Reputation: 1973
I have a sample dataframe like this
m_list = ['male','male','female','female']
whiskey_list = ['alcohol','no_alcohol','alcohol','no_alcohol']
f1 = [273,62,60,7]
f2 = [276,61,57,8]
l = [m_list,whiskey_list,f1,f2]
test_df = pd.DataFrame(l).T
test_df.columns = ['gender','drink_category','f1','f2']
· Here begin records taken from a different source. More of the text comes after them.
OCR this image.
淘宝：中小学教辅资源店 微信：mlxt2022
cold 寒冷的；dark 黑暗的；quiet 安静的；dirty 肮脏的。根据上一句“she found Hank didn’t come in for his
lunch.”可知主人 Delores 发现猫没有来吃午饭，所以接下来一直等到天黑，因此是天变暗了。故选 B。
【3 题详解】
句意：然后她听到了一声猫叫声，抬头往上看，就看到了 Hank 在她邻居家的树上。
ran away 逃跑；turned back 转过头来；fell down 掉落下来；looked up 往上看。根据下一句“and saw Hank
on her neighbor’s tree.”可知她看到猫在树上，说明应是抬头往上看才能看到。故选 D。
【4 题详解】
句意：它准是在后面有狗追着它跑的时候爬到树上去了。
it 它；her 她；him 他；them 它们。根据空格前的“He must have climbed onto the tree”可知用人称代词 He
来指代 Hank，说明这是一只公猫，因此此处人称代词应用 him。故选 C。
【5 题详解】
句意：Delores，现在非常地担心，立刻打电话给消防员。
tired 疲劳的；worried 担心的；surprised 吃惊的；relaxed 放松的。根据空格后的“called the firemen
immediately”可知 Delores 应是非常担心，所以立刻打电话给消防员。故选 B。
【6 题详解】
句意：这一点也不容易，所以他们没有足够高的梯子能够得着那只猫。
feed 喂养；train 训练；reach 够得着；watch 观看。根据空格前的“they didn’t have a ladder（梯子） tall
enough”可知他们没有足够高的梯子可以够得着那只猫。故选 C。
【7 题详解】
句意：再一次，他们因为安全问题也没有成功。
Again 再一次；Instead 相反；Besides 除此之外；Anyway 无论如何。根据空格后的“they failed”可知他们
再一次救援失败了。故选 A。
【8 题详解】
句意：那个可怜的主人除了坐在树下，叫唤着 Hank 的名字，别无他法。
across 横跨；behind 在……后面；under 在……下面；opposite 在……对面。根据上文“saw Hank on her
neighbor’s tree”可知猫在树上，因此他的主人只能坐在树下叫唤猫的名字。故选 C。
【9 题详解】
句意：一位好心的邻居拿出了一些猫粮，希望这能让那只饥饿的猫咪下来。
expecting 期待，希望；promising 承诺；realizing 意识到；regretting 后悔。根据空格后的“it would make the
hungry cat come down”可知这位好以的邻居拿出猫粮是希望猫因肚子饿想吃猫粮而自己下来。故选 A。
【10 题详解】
gender drink_category f1 f2
0 male alcohol 273 276
1 male no_alcohol 62 61
2 female alcohol 60 57
3 female no_alcohol 7 8
I want to see if there is any relationship between the 2 categories - gender
and drink_category
using a Chi-square test. For these purposes, I want to build a contingency table for each feature that ranges from f1,f2....fn
and then compute p-values
for each feature.
The example here has only 2 features f1
and f2
but in general I have many.
When I am processing f1
, then my contingency table would look like -
gender alcohol no_alcohol
male 273 62
female 60 7
Then I would compute p-value for f1
.
When I am processing f2
, then my contingency table would look like -
gender alcohol no_alcohol
male 276 61
female 57 8
How can I compute this using pandas
and scipy
libraries ?
At the end, I want a dataframe where I have p-values for each feature f1
to fn
.
Upvotes: 2
Views: 4894
Reputation: 30639
We can use scipy.stat's chi2_contingency
to get the p values for the contingency tables build with pandas' pivot
function.
import pandas as pd
from scipy.stats import chi2_contingency
test_df = pd.DataFrame({'gender': ['male','male','female','female'],
'drink_category': ['alcohol','no_alcohol','alcohol','no_alcohol'],
'f1': [273,62,60,7],
'f2': [276,61,57,8]})
p = pd.Series()
for feature in [c for c in test_df.columns if c.startswith('f')]:
_,p[feature],_,_ = chi2_contingency(test_df.pivot('gender','drink_category',feature))
print(p)
Output:
f1 0.155699
f2 0.339842
dtype: float64
Upvotes: 1